Years of assurances by the Irish government to cattle farmers could shortly be blown out of the water as senior EU figures insisted this week that the bloc was fast-tracking the signing of the Mercosur trade deal with Latin America despite a wave of agrarian discontent.
Media reports describe how European Commission officials met in secret in Brussels throughout this week as political insiders described how Eurocrats intend to finalise the deal in early December at a summit in Uruguay.
The Mercosur deal, which has been in the works for over twenty years before picking up steam in the late 2010s, envisions the dropping of 90% of tariffs between the EU bloc, including Ireland, and Brazil – allowing greater market access between the two continents under a shared regulatory framework.

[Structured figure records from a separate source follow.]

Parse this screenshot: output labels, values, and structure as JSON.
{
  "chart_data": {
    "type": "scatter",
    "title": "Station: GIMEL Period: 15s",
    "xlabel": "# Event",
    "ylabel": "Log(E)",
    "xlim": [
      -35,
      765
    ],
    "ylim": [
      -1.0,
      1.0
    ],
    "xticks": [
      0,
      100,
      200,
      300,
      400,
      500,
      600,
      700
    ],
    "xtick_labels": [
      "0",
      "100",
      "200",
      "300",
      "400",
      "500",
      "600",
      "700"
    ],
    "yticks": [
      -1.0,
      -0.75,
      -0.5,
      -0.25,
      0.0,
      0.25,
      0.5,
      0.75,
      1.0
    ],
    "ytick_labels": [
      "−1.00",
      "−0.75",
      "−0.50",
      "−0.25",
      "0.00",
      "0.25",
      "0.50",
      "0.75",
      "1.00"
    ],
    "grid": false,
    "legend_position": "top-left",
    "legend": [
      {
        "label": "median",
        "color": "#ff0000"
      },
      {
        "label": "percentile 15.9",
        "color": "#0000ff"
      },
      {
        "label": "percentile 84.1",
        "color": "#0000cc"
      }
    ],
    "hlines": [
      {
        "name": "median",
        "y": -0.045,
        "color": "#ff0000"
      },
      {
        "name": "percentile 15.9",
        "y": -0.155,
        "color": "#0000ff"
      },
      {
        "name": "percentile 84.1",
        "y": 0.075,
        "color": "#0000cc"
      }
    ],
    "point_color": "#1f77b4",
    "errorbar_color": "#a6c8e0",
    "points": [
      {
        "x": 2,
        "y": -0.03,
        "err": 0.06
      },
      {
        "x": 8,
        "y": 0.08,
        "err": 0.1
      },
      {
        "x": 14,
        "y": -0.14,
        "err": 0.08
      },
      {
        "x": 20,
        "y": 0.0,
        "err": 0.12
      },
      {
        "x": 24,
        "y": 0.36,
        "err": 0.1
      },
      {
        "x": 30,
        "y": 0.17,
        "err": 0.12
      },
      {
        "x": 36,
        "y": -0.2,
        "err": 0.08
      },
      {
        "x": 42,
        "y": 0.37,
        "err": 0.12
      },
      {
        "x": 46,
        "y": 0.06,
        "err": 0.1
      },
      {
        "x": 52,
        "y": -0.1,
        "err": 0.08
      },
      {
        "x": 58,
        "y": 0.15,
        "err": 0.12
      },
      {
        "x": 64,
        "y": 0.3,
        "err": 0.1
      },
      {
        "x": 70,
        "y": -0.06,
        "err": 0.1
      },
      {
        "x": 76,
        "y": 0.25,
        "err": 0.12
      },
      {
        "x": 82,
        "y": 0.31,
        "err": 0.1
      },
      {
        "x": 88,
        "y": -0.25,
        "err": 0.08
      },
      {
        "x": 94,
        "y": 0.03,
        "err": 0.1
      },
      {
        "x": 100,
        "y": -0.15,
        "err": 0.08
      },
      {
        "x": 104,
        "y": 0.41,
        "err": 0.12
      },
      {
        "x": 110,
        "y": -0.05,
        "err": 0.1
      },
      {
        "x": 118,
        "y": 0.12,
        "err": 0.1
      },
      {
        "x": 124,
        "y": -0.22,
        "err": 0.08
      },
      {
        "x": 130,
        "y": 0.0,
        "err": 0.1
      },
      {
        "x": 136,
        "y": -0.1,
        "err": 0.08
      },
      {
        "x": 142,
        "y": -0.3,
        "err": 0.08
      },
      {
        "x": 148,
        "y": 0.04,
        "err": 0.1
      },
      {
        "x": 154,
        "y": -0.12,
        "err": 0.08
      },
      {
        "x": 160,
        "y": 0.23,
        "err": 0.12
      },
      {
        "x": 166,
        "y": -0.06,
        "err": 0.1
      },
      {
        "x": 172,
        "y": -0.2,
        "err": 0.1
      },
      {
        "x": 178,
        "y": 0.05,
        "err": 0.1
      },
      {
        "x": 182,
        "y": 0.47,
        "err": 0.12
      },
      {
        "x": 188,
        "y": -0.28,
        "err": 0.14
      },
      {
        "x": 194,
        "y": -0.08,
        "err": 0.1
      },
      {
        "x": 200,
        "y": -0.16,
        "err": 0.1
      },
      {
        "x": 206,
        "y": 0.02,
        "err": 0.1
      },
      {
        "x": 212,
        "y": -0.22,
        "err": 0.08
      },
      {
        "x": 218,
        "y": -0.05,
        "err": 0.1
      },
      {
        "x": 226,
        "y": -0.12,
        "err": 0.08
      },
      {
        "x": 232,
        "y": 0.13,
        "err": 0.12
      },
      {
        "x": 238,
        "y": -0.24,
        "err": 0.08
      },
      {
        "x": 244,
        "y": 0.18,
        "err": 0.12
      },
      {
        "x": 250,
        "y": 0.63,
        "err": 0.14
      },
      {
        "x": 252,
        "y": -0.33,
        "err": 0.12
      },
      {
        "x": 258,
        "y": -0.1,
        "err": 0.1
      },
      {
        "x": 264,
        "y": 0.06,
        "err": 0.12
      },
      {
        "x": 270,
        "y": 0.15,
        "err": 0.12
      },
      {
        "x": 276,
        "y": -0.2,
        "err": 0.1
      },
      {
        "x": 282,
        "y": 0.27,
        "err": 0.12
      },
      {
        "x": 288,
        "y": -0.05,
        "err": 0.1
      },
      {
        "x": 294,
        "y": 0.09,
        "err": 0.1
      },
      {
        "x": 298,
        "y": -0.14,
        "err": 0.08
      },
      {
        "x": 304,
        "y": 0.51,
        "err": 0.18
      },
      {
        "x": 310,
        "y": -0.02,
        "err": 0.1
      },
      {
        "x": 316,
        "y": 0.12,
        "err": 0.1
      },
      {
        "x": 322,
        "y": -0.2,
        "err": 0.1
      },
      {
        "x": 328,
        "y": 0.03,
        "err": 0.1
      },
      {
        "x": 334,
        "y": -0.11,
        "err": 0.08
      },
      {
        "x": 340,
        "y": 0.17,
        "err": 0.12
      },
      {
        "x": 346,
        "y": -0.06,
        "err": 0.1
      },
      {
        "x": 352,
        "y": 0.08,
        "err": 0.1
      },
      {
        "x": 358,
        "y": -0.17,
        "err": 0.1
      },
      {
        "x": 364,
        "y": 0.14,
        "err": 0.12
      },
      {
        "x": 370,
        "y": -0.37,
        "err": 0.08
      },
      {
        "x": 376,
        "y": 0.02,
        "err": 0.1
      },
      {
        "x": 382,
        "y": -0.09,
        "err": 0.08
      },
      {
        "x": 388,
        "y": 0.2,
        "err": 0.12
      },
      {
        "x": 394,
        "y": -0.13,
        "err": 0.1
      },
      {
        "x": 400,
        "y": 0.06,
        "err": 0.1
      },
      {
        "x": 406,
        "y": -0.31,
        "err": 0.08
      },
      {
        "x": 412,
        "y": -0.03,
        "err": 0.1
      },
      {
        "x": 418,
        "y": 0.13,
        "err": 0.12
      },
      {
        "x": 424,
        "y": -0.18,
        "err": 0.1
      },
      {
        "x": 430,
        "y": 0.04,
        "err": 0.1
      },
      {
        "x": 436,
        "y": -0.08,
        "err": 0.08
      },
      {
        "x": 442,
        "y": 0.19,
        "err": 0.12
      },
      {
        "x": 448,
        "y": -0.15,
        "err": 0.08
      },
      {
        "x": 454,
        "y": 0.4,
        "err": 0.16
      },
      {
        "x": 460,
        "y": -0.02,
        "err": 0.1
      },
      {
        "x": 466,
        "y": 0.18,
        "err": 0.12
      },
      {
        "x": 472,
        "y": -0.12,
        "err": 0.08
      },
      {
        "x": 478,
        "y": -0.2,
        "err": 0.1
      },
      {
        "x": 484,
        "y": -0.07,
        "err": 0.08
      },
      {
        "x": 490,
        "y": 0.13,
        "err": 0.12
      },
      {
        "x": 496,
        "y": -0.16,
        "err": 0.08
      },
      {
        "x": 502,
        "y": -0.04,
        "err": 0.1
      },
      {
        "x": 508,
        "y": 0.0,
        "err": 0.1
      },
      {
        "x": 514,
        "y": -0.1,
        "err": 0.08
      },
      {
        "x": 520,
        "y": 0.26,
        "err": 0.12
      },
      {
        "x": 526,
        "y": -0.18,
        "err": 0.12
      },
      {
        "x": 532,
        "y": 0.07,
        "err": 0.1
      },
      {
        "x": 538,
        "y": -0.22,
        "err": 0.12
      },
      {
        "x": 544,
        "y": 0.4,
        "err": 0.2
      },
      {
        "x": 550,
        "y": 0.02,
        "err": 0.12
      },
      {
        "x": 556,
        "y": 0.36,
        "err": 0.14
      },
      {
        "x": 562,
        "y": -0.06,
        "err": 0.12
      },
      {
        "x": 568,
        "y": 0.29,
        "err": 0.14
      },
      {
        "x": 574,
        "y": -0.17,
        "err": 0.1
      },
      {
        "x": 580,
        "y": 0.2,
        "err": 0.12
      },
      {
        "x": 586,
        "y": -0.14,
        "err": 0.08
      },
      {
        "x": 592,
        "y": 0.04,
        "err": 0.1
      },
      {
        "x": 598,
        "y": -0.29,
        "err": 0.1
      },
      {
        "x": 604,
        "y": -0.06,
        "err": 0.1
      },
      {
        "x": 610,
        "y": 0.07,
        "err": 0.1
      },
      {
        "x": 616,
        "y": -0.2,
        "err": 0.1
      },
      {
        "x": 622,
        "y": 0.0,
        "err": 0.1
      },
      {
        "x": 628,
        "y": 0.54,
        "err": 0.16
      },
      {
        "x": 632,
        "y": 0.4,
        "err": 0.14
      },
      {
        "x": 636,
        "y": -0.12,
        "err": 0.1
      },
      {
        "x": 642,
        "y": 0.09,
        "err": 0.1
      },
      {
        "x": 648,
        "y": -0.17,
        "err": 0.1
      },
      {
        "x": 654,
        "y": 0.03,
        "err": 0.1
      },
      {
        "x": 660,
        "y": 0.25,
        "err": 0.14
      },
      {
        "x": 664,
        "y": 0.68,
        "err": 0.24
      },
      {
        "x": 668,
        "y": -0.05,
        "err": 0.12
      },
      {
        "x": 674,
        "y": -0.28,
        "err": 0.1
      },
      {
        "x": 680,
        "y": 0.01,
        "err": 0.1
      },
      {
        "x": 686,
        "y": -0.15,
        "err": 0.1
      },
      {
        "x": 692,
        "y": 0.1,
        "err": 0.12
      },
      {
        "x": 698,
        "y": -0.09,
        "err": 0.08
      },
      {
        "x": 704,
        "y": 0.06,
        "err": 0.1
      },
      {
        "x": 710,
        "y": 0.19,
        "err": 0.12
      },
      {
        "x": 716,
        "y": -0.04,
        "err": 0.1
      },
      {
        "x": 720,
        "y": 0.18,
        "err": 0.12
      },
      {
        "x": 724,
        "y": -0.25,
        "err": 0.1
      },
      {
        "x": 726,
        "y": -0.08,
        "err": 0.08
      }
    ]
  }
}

The Irish government has so far taken an ambiguous stance on the deal as farmers took to the media this week to outline the risk that cheap imports pose to what is essentially a healthy industry already feeling the regulatory impact of strict nitrate quotas.
Pointing to environmental concerns in the Amazon, political turmoil within Latin America, and oversupply fears from European farmers, the deal has repeatedly been rejected by Irish farming groups such as the IFA, which warned about the impact of cut-price Brazilian imports on Irish market dominance.
Arguing that EU and Irish government participation in Mercosur fundamentally discredits the supposedly green credentials of both entities, President of the ICMSA dairy association Denis Drennan outlined that Brussels is open about the damage the deal will do to Irish industry.
“On one hand, the EU wants to load more regulation on its own farmers in the name of sustainability and on the other, it appears happy to conclude a deal that will see lower-standard beef enter the EU market with little regard for the environment,” he said.
In Brussels, attempts to push through Mercosur are spearheaded by the Spanish government that favours economic integration with Latin America despite stiff resistance from protectionist French farmers, well known for their disproportionate influence on the EU CAP scheme.
President Macron was forced to reverse his previous support for the Mercosur deal earlier this year following flash tractor protests that encircled Paris briefly as French Prime Minister Michel Barnier voiced opposition to the rushing through of the deal outside the EU Commission headquarters.
The geopolitics of the Mercosur deal and the sudden reason why it is suddenly rising up on the political agenda was explained in the European Parliament by soon-to-be top EU diplomat Kaja Kallas who warned that if Europe didn’t cultivate economic ties with Latin America then China would.
Away from Brussels farming groups took their anger against Mercosur to the doors of Leinster House with some farming groups already lobbying for financial compensation schemes for cattle farmers in the event of Mercosur being implemented from 2027 onward.
Even if signed next month in Uruguay Mercosur faces an arduous task to be fully implemented requiring approval from the Oireachtas, the EU Parliament, and all 26 member states before a phased rollout.
Not quite rejecting the deal outright, Fianna Fáil leader Micheál Martin said that the Mercosur agreement in its current form was unacceptable to Ireland at a meeting of the IFA National Council, with a Fine Gael MEP also accusing the EU of imposing “environmental double standards” on Irish producers.
Any passing of Mercosur is likely to be seen as a massive symbolic blow to Irish prestige in Brussels with the farming industry seen as being one of the only coherent lobbies Dublin has within EU policymaking circles.
With Irish-EU relations already reeling from the fallout of the Apple tax ruling, the pro-Israel stance of Commission President von der Leyen, as well as Ireland falling in Brussels’ list of priorities post-Brexit. Signs point to a more fraught era of our relationship with Europe with Mercosur perhaps just one of many speedbumps on the way.